Relay For Life walks on air
Relay For Life succeeds in spite of bad weather
When the rains came Friday, Eudora's eighth annual American Cancer Society Relay For Life didn't pack up and quit -- it moved.
The clusters of tents were put away and the ring of luminarias never had the chance to be lit, but the level of local support for the fight against cancer still burned strong. Eudora collected more than $32,000 this year to support research into the causes and, ultimately, cures for the disease.
With the rain, the Eudora Middle School gym took the place of Laws Field, and people packed into the bleachers for the ceremonies. Clowns, games and a bustling hallway full of vendors welcomed the attendees.
"Only one place to be, and that's here," Eudora resident Ruth Schneider said.
Schneider recently lost her husband to cancer, and her granddaughter, Amanda, sang later in the evening.
Money for the relay was raised both by local teams and through corporate sponsorship. This year 16 teams participated and more than 80 businesses and organizations gave monetary and gift-in-kind donations.
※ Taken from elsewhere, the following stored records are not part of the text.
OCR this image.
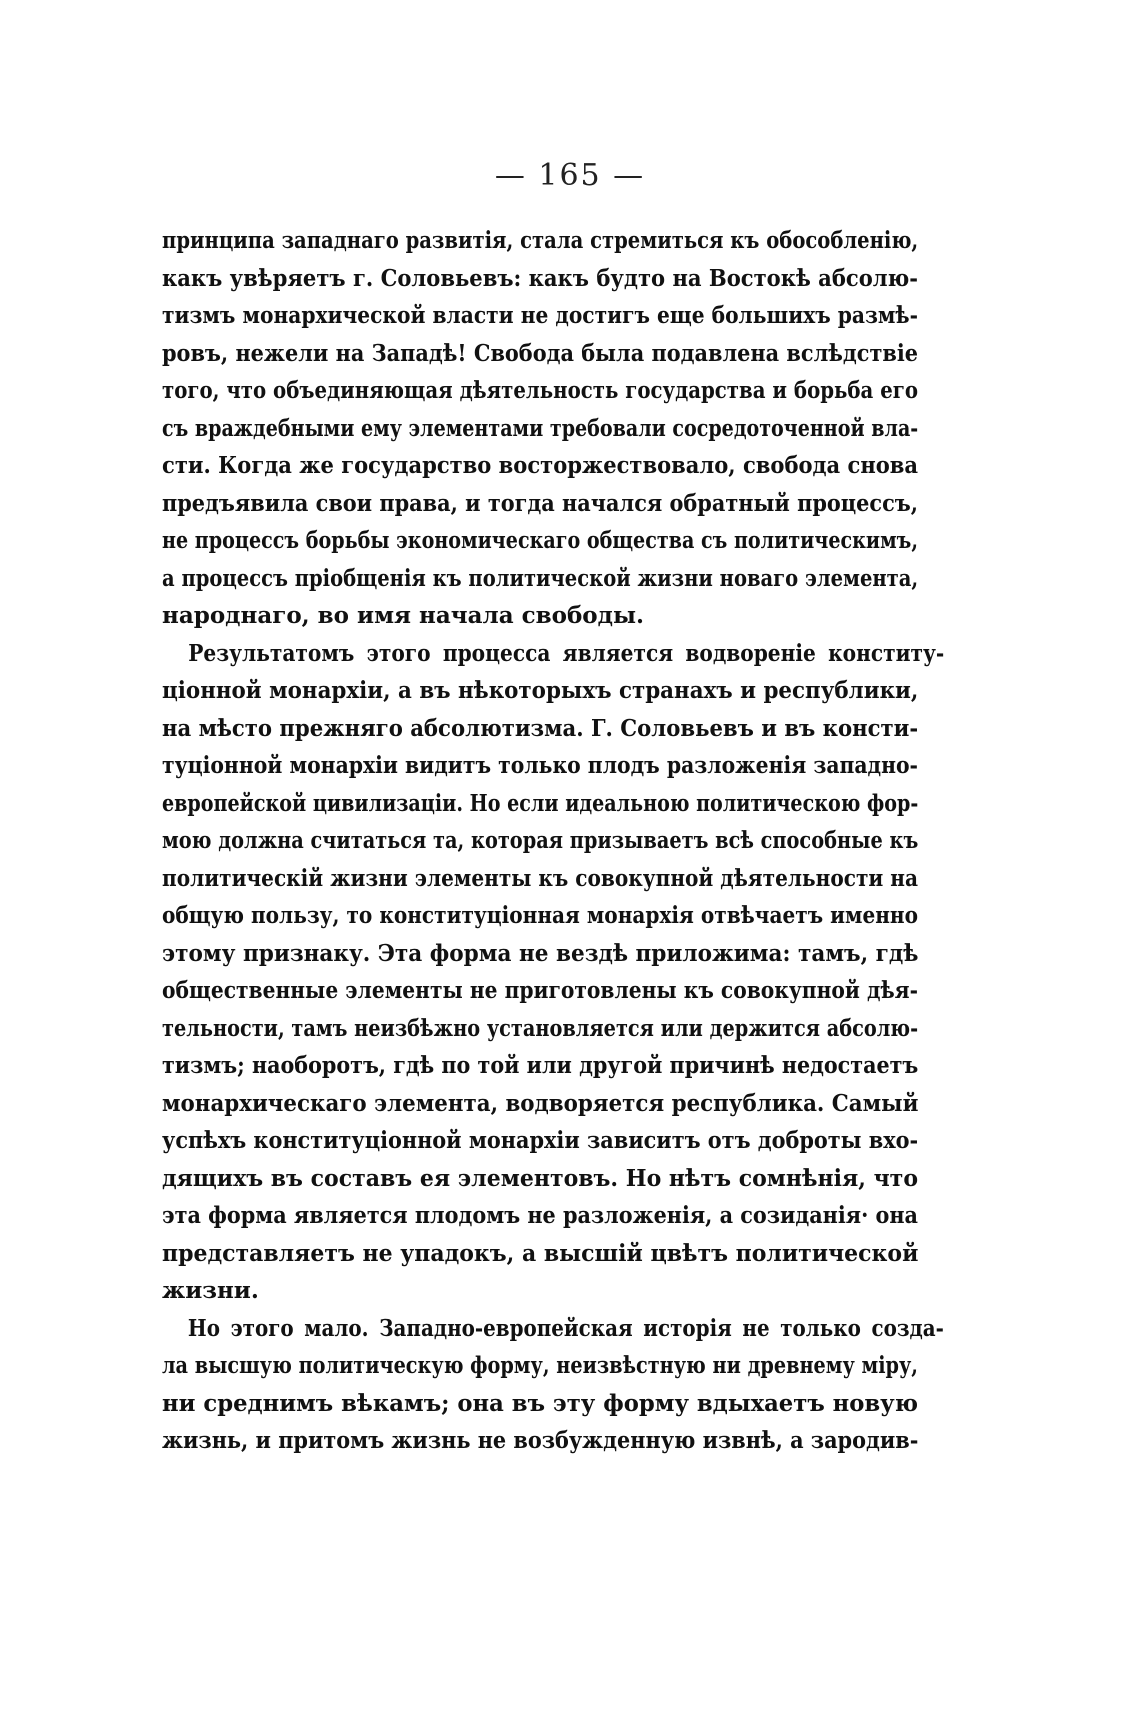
— 165 —
принципа западнаго развитія, стала стремиться къ обособленію,
какъ увѣряетъ г. Соловьевъ: какъ будто на Востокѣ абсолю-
тизмъ монархической власти не достигъ еще большихъ размѣ-
ровъ, нежели на Западѣ! Свобода была подавлена вслѣдствіе
того, что объединяющая дѣятельность государства и борьба его
съ враждебными ему элементами требовали сосредоточенной вла-
сти. Когда же государство восторжествовало, свобода снова
предъявила свои права, и тогда начался обратный процессъ,
не процессъ борьбы экономическаго общества съ политическимъ,
а процессъ пріобщенія къ политической жизни новаго элемента,
народнаго, во имя начала свободы.
Результатомъ этого процесса является водвореніе конститу-
ціонной монархіи, а въ нѣкоторыхъ странахъ и республики,
на мѣсто прежняго абсолютизма. Г. Соловьевъ и въ консти-
туціонной монархіи видитъ только плодъ разложенія западно-
европейской цивилизаціи. Но если идеальною политическою фор-
мою должна считаться та, которая призываетъ всѣ способные къ
политическій жизни элементы къ совокупной дѣятельности на
общую пользу, то конституціонная монархія отвѣчаетъ именно
этому признаку. Эта форма не вездѣ приложима: тамъ, гдѣ
общественные элементы не приготовлены къ совокупной дѣя-
тельности, тамъ неизбѣжно установляется или держится абсолю-
тизмъ; наоборотъ, гдѣ по той или другой причинѣ недостаетъ
монархическаго элемента, водворяется республика. Самый
успѣхъ конституціонной монархіи зависитъ отъ доброты вхо-
дящихъ въ составъ ея элементовъ. Но нѣтъ сомнѣнія, что
эта форма является плодомъ не разложенія, а созиданія· она
представляетъ не упадокъ, а высшій цвѣтъ политической
жизни.
Но этого мало. Западно-европейская исторія не только созда-
ла высшую политическую форму, неизвѣстную ни древнему міру,
ни среднимъ вѣкамъ; она въ эту форму вдыхаетъ новую
жизнь, и притомъ жизнь не возбужденную извнѣ, а зародив-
"We did really well considering we only had three months to put it together," Eudora resident and event chairwoman Ashley Olson said.
The teams came out in an array of costumes. This year's charity for cancer teams included a group of insects, a roving band of hippies and a group of peaceful poker players.
"I thought people were very creative coming up with themes and their costumes to go along with them," Olson said.
The annual event also had a serious side. More than 80 survivors gathered in purple shirts and sashes to support the fight against cancer and to be supported themselves.
The survivors had an opportunity to take a victory lap. Singly or in groups, those in purple shirts walked a lap around the gym floor. They began the journey by stepping through a tunnel of support created by event organizers who stood across from each other in two lines and lifted their arms to create a makeshift arch for them to walk beneath.
"It's my first time doing this and I think it's great," said Eudora resident and survivor Greg Bricker.
The event organizers treated the survivors to a dinner earlier in the evening, and gave them a gift pack and a rose for the lap.
Afterward, the teams had a chance to take a lap around the gym, while being serenaded by the Dixieland sounds of the Junkyard Jazz band.
After the victory laps, there was a break, and the crowd had a chance to visit the vendors which varied from concessions to crafts.
"I know that people really enjoyed the wrestling club barbecue. (The) St. Theresa's pies sold out, and I've been seeing the bracelets all over town," Olson said.
Once people were filled with pulled pork sandwiches provided by the Eudora Jr. Cardinals Wrestling Club, or the golden pies sold by members of the St. Theresa's Society at Holy Family Catholic Church, they were regaled to more performances by numerous local musicians.
After the songs faded, volunteers approached the microphone and read the 750 names that would have appeared on the luminarias had the rain not come.
Following the recitation of names, children of all ages danced, played and bid on silent auction items.
Mary Higgins of Lawrence has attended the Eudora Relay For Life since it began eight years ago. Although it was rained out this year, she still sees it evolving.
"It's growing up," Higgins said. "It's getting bigger and more fun to see the community pull together."
After all was wrapped up, Olson felt good about the event.
"It was a very rewarding experience," Olson said. "I had such a great committee. Without the committee we couldn't have done what we did."